Visiting the farm was as much fun as going to a zoo.
Their livestock were mostly functional since each animal had to earn its keep.
Jane, the mule, had to pull a plow. Earl, the cow, provided milk and with churning from Aunt Susie, their butter. Uncle Abe always named his animals opposite their gender, so once you understood that quirk you could guess right on the gender of any animal on the farm.
As you might suspect by his inclination to naming animals, Uncle Abe had a unique sense of humor. I remember he always had a smile on his face and an infectious laugh that made you join in even if you didn’t get the joke.
Up in the vegetable garden, they grew everything they planned to eat. Each vegetable had its space and schedule.
For cash, they grew a small plot of burley tobacco that they mostly sold. A bit of it was dried for Uncle Abe’s use, and he kept a twist in the front pocket of his bib overalls. The rest of his stash hung on the fireplace mantle drying throughout the year.
Commonly in those days, people in the country would raise one hog, sometimes two. Uncle Abe kept his in a pen up by the woods and fed it by-product from the garden. He would fatten it until the first frost and then butcher it for their use the rest of the year.
Even his dogs had a job, and that was hunting squirrels.
He kept a mixed breed of dogs of uncertain ancestry that we referred to as fice or feists, and on one occasion, we visited just after they had a litter of pups. They were roly-poly little things, mostly belly, feet, and sharp teeth that nipped at you when you played with them. Uncle Abe convinced my Dad I needed one so I came home from that visit with my first squirrel dog.
For refrigeration, they had a spring on the side of the hill behind the house. It was shaded by hardwoods and was cool enough to preserve milk and butter.
Guarding the spring were two ill-tempered geese that often chased visitors away. They seemed to have come to terms with the family, but I always gave them a wide berth.
The spring spilled out into a small creek that provided water for his livestock.
When we visited on holidays, we usually took along small gifts, practical items that would serve them well. Shotgun shells were a common gift for Uncle Abe. I suspect he put many squirrels and rabbits in the frying pan as a result.
In return, Aunt Susie would host a feast. The smells wafting from the kitchen taunted us until we were called to supper.

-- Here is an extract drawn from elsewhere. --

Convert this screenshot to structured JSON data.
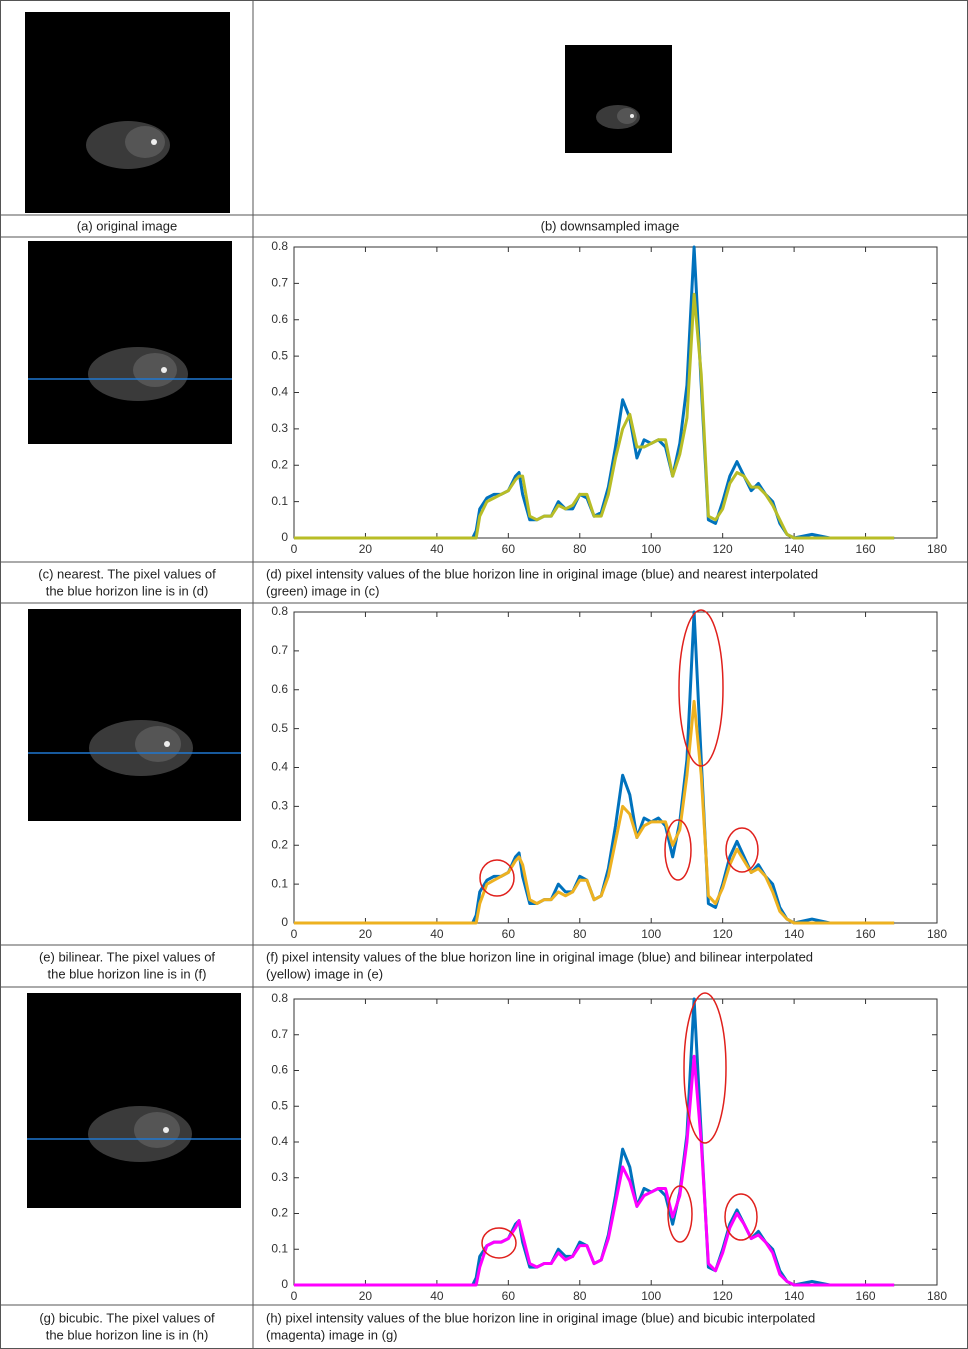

Canned cream corn, green beans and other vegetables filled the table. Sometimes the meat would consist of pork from the hog butchered every winter or other meats canned or cooked in their own broth.
The biscuits were the highlight for me as I covered them in fresh butter and a drizzle of sourwood honey.
I’m sure it was a hard life, but all I saw when I visited were the fruits of their labor.
After Uncle Abe got up in years, the family finally convinced him to move closer to town and take advantage of highways and modern life.
He couldn’t get the idea of retirement in his head, so eventually he got a job helping to take care of a school and the people in it. I can only picture the staff laughing at his jokes and even more at the way he laughed at them himself.
All of this took place more than sixty years ago.
That these images stand out in my head full of memories says a lot about what treasures they were.